Sérusier Paul (1863-1927) Le Talisman, l'Aven au Bois d'Amour, Pont-Aven, octobre 1888 Huile sur toile, 27 x 21 cm Paris, musée d’Orsay Photo © RMN-Grand Palais (musée d'Orsay) / Hervé Lewandowski

-- Paul et Vincent à Arles --

Paul Gauguin (1848-1903) Laveuses à Arles dit aussi Lavandières, 1888 Huile sur toile, 74 x 92 cm. 
Bilbao Fine Arts Museum, Espagne

Cette même année 1888, Théo van Goghmarchand d’art de Gauguin, arrive à vendre plusieurs de ses tableaux et céramiques. 

 

Vincent van Gogh, frère de Théo, invite Gauguin à le rejoindre à Arles pour travailler ensemble et échanger leur point de vue sur la peinture et le sur le projet de van Gogh de créer une communauté d'artistes à Arles inspirée de celle de Pont-Aven. 

C'est en octobre 1888 que les deux artistes se retrouvent dans le sud de la France. Mais ils ne s'entendent pas vraiment et leur rencontre se termine tragiquement.

Pris d’un coup de folie, sous le coup d'une déception, Vincent se tranche l’oreille. Gauguin, soupçonné de l' agression, est arrêté par les gendarmes, puis innocenté et finalement libéré. Cet incident malheureux deviendra célèbre et soulève encore aujourd'hui la question: qui était coupable ? van Gogh ou Gauguin ?

 

Gauguin repart trois jours plus tard avec Théo venu assister son frère.

Paul Gauguin ne reverra plus jamais Vincent van Gogh. 

 

-- 1889, de précieux amis --

 
Paul Gauguin (1848-1903) L'atelier de Schuffenecker (la famille Schuffenecker) Huile sur toile; H. 72.7; L. 92 cm Paris, musée d’Orsay Rmn-Grand Palais (musée d'Orsay) / Hervé Lewandowski





























Peint en 1889, ce portrait de groupe représente la famille Schuffenecker dans l'atelier de ce même peintre. Tu peux y voit un chevalet, quelques tableaux au mur. Un poêle, nouveau mode de chauffage du XIXe siècle, assure le confort de la pièce. 

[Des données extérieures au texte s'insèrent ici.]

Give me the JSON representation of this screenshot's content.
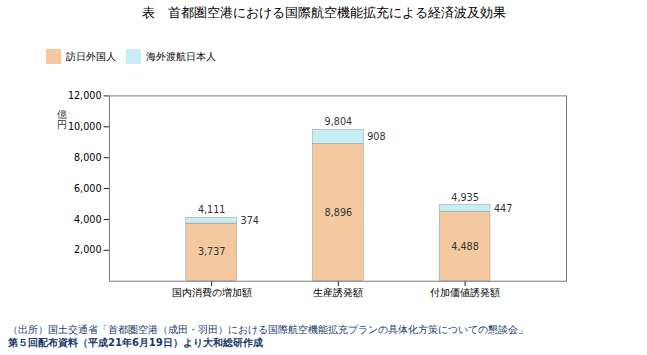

Gauguin est logé à Paris chez Émile Schuffenecker (1851-1934) artiste peintre post-impressionniste, enseignant et collectionneur. Il soutient Gauguin financièrement dans les moments difficiles.

 

Il rencontre aussi Daniel de Monfreid (1856-1929), artiste peintre Impressionniste, Néo-impressionniste et qui va se rapprocher du style de Gauguin. Il est à la fois son ami, le premier à collectionner ses œuvres et son premier biographe.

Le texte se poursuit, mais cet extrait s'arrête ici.